Introduction
Recent discussions of Australian young adults have been marked by concerns about housing affordability and subsequent declines in rates of home ownership among the 25– 34-year-old demographic. The Australian Bureau of Statistics’ (ABS) most recent Survey of Income and Housing (2017– 2018) found that only 37 per cent of 25– 34-year-olds were home owners, down from 57 per cent in 1971 (ABS, 2019a). Attention has focused, however, on home ownership in capital cities, with less attention given to the experiences of those living in regional and rural areas. This lack of attention is perhaps unsurprising as Australia is one of the world's most urbanized countries, with close to 90 per cent of the population living in urban areas at the time of last census (ABS, 2016).
However, this lack of attention beyond the metropolis also echoes the wider tendency to focus on urban areas in youth sociology, and to use the lives of urban young people as a benchmark for what is common in the lives of all young people (Farrugia, 2014). In the case of home ownership, this tendency to conflate the experiences of non-urban youth with those of their urban counterparts overlooks crucial points of distinction. While much of rural Australia has also been impacted by the rapid price inflation that has affected urban property markets since the year 2000, rural areas also contend with issues such as bifurcated housing markets in resource boom areas hosting temporary workers, with a split between high value properties and affordable but low quality housing (Beer et al, 2011). However, just as rural and regional Australia is highly heterogeneous, so too are its property markets. It is thus useful to consider the ways in which particular non-urban areas differ not just from urban areas, but from each other.
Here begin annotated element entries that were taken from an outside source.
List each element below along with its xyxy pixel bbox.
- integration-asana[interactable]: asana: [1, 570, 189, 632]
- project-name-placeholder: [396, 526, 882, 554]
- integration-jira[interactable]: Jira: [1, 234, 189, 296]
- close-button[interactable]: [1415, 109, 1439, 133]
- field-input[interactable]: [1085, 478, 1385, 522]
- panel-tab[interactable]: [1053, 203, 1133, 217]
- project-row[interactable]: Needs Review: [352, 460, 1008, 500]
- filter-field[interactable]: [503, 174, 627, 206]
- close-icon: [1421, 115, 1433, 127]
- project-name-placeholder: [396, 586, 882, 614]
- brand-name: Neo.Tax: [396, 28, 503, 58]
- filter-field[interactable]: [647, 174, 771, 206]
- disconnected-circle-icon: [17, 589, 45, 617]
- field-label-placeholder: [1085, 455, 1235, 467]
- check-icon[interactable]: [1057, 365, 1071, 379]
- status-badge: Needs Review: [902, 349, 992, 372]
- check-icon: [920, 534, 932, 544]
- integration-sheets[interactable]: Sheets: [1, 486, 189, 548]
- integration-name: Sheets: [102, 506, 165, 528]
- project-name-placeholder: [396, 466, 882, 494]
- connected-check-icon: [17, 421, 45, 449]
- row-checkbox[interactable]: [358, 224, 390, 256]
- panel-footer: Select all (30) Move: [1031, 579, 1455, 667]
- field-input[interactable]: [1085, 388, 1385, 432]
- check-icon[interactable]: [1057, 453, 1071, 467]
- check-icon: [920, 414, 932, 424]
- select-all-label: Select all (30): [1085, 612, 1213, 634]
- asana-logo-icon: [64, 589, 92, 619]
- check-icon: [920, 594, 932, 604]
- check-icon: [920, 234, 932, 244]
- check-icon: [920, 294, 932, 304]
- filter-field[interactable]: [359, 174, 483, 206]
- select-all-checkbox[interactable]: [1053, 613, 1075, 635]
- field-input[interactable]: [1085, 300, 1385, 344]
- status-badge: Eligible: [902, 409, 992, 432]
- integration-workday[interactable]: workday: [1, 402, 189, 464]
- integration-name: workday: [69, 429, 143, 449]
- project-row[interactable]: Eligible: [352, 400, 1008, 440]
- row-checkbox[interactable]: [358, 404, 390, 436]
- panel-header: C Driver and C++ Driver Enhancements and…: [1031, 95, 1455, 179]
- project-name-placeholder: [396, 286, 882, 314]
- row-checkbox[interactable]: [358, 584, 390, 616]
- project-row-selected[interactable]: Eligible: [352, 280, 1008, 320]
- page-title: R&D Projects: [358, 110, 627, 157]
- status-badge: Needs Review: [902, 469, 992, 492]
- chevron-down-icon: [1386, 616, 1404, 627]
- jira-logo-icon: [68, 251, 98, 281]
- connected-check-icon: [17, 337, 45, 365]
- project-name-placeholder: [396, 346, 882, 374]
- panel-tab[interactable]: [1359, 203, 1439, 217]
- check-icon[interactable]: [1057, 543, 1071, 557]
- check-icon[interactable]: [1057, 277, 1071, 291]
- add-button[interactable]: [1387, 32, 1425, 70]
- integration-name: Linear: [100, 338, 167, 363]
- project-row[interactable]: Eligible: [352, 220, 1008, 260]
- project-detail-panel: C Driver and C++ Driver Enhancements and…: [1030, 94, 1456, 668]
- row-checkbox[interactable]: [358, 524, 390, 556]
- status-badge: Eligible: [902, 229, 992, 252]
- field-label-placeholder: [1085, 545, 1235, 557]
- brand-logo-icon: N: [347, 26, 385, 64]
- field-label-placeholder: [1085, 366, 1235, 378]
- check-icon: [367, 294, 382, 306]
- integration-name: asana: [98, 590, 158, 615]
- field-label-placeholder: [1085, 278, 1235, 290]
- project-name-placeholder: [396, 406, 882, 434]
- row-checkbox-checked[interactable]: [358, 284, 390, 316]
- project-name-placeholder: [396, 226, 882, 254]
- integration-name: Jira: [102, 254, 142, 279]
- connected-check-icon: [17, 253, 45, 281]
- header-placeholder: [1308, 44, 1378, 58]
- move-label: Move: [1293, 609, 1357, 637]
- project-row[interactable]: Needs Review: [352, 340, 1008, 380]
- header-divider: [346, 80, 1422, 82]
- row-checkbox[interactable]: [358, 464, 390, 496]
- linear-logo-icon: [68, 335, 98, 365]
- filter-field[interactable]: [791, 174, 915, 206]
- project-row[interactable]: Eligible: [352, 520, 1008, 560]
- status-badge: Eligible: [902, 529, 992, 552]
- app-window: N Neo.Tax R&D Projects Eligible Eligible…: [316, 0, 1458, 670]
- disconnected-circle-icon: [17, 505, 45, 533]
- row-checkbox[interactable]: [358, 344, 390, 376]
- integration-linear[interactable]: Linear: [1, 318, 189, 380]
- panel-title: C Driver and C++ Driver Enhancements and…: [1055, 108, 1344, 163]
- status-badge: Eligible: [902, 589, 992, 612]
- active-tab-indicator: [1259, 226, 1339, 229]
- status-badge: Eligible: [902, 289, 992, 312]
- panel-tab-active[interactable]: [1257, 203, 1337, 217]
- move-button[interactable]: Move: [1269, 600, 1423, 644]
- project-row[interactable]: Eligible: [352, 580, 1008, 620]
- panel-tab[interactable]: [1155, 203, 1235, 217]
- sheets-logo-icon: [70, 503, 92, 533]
In service of this aim we seek to address the ways in which young adults living in Launceston, a regional centre in the Australian island state of Tasmania, negotiated issues related to housing, considering how these experiences provide a window into challenges associated with employment, attachment to people and places, and their future thinking. We draw on data from a one-day dialogic workshop conducted with 19 29– 30-yearold participants from the long-running Life Patterns study.